Publiczność: [Słyszalności]

VTC: Zdecydowanie. I właśnie dlatego musimy przekazywać pewne informacje, aby wiedzieć, nad czym ludzie pracują, abyśmy mogli ich w tym wspierać, zamiast z naszej ignorancji podchodząc do tego i mówiąc całkowicie niewłaściwą rzecz, której dana osoba nie musi słyszeć. Musimy się komunikować.
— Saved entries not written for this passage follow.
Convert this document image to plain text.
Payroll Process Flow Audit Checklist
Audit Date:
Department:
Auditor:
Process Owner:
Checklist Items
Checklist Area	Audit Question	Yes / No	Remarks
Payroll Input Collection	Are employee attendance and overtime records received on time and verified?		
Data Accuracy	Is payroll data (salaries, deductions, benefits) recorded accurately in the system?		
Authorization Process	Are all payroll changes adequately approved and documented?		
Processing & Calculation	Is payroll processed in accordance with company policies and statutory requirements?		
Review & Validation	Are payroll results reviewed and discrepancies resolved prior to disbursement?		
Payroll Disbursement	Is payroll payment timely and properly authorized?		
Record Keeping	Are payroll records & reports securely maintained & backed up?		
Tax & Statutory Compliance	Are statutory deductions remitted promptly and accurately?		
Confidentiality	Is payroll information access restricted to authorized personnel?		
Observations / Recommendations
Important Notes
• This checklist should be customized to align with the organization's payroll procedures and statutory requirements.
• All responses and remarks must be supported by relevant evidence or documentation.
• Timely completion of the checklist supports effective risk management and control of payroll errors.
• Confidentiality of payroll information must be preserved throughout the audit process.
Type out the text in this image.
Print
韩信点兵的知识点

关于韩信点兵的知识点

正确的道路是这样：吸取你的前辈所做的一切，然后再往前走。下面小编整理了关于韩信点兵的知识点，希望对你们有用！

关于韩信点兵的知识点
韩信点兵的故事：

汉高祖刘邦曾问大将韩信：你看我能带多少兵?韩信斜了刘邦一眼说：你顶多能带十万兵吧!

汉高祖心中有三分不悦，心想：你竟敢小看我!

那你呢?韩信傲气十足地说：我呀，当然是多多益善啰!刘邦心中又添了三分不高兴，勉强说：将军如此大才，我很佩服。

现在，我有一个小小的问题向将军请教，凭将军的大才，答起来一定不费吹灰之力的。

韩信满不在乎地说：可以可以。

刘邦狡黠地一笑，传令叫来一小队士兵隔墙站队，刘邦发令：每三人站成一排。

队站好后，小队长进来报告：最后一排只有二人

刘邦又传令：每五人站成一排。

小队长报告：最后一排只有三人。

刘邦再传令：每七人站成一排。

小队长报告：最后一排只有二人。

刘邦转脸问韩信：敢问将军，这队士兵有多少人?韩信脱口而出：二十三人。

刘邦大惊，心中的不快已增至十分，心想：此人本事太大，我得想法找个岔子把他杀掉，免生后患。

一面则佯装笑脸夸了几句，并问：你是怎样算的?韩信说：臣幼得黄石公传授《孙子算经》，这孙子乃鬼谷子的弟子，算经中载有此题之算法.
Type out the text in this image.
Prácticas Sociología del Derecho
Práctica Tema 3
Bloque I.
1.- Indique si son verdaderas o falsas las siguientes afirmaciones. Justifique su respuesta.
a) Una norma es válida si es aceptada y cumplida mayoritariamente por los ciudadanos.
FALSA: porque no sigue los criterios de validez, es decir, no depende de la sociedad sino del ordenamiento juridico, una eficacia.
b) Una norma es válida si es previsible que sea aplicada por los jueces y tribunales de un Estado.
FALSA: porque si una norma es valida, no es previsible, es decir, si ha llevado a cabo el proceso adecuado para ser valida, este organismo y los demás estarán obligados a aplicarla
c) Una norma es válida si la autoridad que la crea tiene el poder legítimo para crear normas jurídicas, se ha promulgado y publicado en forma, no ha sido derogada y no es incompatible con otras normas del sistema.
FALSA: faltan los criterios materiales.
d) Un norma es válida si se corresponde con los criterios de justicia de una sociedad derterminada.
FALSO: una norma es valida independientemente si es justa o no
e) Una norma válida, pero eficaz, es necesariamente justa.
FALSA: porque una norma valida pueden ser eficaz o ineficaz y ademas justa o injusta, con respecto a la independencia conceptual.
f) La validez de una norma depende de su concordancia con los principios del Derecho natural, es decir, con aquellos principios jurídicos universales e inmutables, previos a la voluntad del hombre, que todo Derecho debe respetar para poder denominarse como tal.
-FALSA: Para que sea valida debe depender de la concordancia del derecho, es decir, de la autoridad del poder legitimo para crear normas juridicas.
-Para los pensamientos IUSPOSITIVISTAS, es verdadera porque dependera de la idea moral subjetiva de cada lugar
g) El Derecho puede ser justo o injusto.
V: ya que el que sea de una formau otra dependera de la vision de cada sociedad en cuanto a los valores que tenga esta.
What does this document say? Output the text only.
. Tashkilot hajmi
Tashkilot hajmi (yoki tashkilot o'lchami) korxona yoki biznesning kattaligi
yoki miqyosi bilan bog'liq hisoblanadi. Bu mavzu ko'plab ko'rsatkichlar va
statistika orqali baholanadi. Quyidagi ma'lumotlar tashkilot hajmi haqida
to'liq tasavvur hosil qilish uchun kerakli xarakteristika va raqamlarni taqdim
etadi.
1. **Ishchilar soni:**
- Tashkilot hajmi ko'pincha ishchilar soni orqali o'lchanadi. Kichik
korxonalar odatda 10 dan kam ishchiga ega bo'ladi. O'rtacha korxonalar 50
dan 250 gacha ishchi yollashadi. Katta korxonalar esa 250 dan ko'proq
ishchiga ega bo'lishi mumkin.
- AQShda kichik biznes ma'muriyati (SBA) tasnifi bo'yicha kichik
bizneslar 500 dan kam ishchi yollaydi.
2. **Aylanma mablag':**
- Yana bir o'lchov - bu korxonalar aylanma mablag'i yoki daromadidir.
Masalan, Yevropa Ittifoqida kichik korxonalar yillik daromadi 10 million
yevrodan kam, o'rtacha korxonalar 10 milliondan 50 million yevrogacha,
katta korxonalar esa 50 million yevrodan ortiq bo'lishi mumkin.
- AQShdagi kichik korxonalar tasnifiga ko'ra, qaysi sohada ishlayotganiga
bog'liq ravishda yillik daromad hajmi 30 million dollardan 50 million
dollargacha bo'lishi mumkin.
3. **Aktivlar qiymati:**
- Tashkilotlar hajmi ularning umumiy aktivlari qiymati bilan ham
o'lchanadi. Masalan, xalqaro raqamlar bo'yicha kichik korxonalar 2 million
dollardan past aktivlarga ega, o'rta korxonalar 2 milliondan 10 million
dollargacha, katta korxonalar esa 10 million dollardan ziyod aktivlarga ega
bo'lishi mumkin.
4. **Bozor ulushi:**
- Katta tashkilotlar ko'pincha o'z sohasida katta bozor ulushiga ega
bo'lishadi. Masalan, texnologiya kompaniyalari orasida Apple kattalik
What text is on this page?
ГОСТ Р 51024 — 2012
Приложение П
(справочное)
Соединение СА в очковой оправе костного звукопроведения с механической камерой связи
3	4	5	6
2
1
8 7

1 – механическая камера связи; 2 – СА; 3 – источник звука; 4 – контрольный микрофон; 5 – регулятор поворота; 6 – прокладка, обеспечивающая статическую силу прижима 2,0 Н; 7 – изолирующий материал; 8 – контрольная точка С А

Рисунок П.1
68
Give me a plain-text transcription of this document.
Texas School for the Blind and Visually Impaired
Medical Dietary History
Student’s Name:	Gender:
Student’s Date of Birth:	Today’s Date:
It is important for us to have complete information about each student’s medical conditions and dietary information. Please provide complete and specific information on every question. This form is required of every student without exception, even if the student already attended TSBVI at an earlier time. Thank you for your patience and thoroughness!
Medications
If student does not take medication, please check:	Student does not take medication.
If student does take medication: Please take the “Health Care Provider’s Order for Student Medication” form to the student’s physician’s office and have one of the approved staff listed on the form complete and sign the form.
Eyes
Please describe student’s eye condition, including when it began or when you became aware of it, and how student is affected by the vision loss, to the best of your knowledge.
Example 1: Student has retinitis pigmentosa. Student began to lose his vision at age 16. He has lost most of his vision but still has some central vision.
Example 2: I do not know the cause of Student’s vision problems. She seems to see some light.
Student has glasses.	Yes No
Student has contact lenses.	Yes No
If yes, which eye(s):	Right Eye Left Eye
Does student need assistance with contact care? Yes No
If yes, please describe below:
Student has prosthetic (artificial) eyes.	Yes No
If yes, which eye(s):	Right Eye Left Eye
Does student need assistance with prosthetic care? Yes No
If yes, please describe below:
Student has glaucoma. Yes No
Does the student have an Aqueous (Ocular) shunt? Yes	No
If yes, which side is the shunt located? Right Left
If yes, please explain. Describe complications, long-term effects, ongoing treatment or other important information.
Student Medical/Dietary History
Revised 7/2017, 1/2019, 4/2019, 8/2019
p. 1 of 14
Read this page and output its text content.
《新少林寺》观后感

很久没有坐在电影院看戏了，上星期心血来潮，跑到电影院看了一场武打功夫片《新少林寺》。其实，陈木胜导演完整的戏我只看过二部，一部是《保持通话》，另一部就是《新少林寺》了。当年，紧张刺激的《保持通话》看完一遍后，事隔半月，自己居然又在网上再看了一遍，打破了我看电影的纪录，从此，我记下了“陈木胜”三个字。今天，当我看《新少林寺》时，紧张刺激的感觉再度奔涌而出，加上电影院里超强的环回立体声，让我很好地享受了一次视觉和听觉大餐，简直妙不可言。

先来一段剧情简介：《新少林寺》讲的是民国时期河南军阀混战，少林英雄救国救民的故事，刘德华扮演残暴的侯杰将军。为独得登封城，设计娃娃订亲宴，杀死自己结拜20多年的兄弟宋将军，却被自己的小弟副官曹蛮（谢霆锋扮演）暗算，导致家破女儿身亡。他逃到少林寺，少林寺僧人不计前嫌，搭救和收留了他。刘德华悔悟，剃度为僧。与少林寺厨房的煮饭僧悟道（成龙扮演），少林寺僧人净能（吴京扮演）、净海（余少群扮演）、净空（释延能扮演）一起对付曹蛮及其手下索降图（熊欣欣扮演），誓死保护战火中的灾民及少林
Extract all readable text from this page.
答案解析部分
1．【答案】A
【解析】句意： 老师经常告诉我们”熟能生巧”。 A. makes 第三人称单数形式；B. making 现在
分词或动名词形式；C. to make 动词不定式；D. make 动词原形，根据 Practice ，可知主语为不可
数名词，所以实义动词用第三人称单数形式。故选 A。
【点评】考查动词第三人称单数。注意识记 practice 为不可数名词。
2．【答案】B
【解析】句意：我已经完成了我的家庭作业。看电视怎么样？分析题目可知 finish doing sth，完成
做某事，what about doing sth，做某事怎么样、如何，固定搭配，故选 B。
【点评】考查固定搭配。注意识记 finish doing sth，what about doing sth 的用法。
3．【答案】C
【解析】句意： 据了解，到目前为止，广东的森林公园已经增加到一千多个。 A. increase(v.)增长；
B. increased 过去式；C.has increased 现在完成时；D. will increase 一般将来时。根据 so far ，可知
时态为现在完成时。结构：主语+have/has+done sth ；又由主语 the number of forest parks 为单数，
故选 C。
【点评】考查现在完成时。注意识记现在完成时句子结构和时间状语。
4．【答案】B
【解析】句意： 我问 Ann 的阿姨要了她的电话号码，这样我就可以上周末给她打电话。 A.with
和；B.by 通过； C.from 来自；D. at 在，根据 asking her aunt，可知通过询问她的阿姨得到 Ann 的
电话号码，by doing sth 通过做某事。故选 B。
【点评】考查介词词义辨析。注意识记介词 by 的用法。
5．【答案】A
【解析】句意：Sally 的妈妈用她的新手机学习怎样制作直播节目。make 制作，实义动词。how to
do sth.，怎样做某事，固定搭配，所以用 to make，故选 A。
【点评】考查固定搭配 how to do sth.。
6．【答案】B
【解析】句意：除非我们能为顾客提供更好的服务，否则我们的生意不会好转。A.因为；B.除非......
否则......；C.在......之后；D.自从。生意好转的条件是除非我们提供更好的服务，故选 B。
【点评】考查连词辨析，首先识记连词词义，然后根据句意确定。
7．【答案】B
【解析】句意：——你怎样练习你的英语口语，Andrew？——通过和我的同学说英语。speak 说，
Cztery werbalne trwają dłużej, ponieważ są bardziej soczyste, niż robimy częściej, prawda?

Czcigodny Thubten Chodron

Czcigodny Chodron kładzie nacisk na praktyczne zastosowanie nauk Buddy w naszym codziennym życiu i jest szczególnie uzdolniony w wyjaśnianiu ich w sposób łatwo zrozumiały i praktykowany przez ludzi Zachodu. Jest dobrze znana ze swoich ciepłych, pełnych humoru i klarownych nauk. Została wyświęcona na mniszkę buddyjską w 1977 roku przez Kyabje Ling Rinpocze w Dharamsali w Indiach, aw 1986 otrzymała święcenia bhikszuni (pełne) na Tajwanie. Przeczytaj jej pełną biografię.